Redenham Park, Andover
Redenham Park, built in 1784, has been Olivia Clark’s home since 1976. The world is kept at bay by a deep screen of trees and beyond lies a wide bowl of parkland with the house at its heart. The garden, designed by Olivia Clark, sits discreetly behind the house and is, in high summer, an abundance of roses and perennials. The rose garden is planted with pink and white-flowered roses with a foam of Alchemilla in the paving. An arch, covered with Paul’s Himalayan Musk, leads through to the main late-summer borders. After a calm green interlude of pleached limes and a croquet lawn with a tapestry hedge, a door in a cob wall opens onto a series of gardens with espaliered pears and apples and a mass of scented roses, culminating in the immaculate kitchen garden.
Broadleas House, Devices
Mr and Mrs Richard Cardiff
Broadleas House, then a neglected wilderness, was bought by Lady Anne Cowdray in 1946. She gardened here for 63 years until her death in 2009. Fortunately, Mr and Mrs Cardiff, have maintained the best of Anne Cowdray’s magnificent garden while adding their own contemporary contributions.
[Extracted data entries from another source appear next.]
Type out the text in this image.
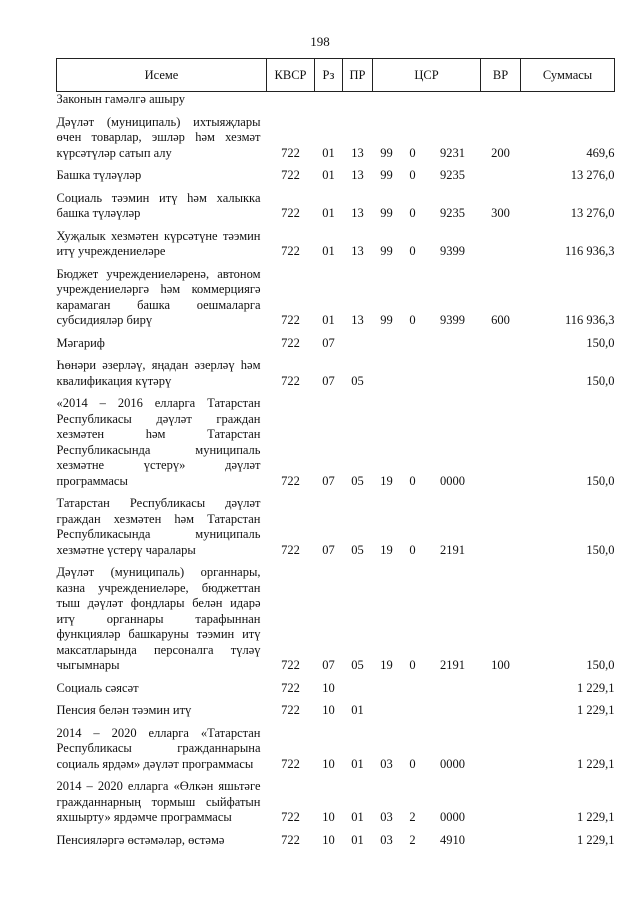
198
Исеме	КВСР	Рз	ПР	ЦСР			ВР	Суммасы
Законын гамәлгә ашыру								

Дәүләт (муниципаль) ихтыяҗлары өчен товарлар, эшләр һәм хезмәт күрсәтүләр сатып алу	722	01	13	99	0	9231	200	469,6

Башка түләүләр	722	01	13	99	0	9235		13 276,0

Социаль тәэмин итү һәм халыкка башка түләүләр	722	01	13	99	0	9235	300	13 276,0

Хуҗалык хезмәтен күрсәтүне тәэмин итү учреждениеләре	722	01	13	99	0	9399		116 936,3

Бюджет учреждениеләренә, автоном учреждениеләргә һәм коммерциягә карамаган башка оешмаларга субсидияләр бирү	722	01	13	99	0	9399	600	116 936,3

Мәгариф	722	07						150,0

Һөнәри әзерләү, яңадан әзерләү һәм квалификация күтәрү	722	07	05					150,0

«2014 – 2016 елларга Татарстан Республикасы дәүләт граждан хезмәтен һәм Татарстан Республикасында муниципаль хезмәтне үстерү» дәүләт программасы	722	07	05	19	0	0000		150,0

Татарстан Республикасы дәүләт граждан хезмәтен һәм Татарстан Республикасында муниципаль хезмәтне үстерү чаралары	722	07	05	19	0	2191		150,0

Дәүләт (муниципаль) органнары, казна учреждениеләре, бюджеттан тыш дәүләт фондлары белән идарә итү органнары тарафыннан функцияләр башкаруны тәэмин итү максатларында персоналга түләү чыгымнары	722	07	05	19	0	2191	100	150,0

Социаль сәясәт	722	10						1 229,1

Пенсия белән тәэмин итү	722	10	01					1 229,1

2014 – 2020 елларга «Татарстан Республикасы гражданнарына социаль ярдәм» дәүләт программасы	722	10	01	03	0	0000		1 229,1

2014 – 2020 елларга «Өлкән яшьтәге гражданнарның тормыш сыйфатын яхшырту» ярдәмче программасы	722	10	01	03	2	0000		1 229,1

Пенсияләргә өстәмәләр, өстәмә	722	10	01	03	2	4910		1 229,1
A long terrace, where shrubs and perennials sprawl comfortably across the gravel, leads past an enclosed garden, in which Salvia involucrata ‘Bethellii’ flourishes with little winter protection. The Bannermans have added a thatched garden house near a Camellia-hedged secret garden. Pleached hornbeam and yews screen a vegetable garden en route to a new bee-friendly garden. The most spectacular feature of the garden is the four-acre combe lying below the house. Here, among ancient oaks, Anne Cowdray planted Magnolias, Camellias, Rhododendrons and Hydrangeas, as well as wonderful Cornus, Acers and Paulownias. This long was, and still is, a wonderful garden.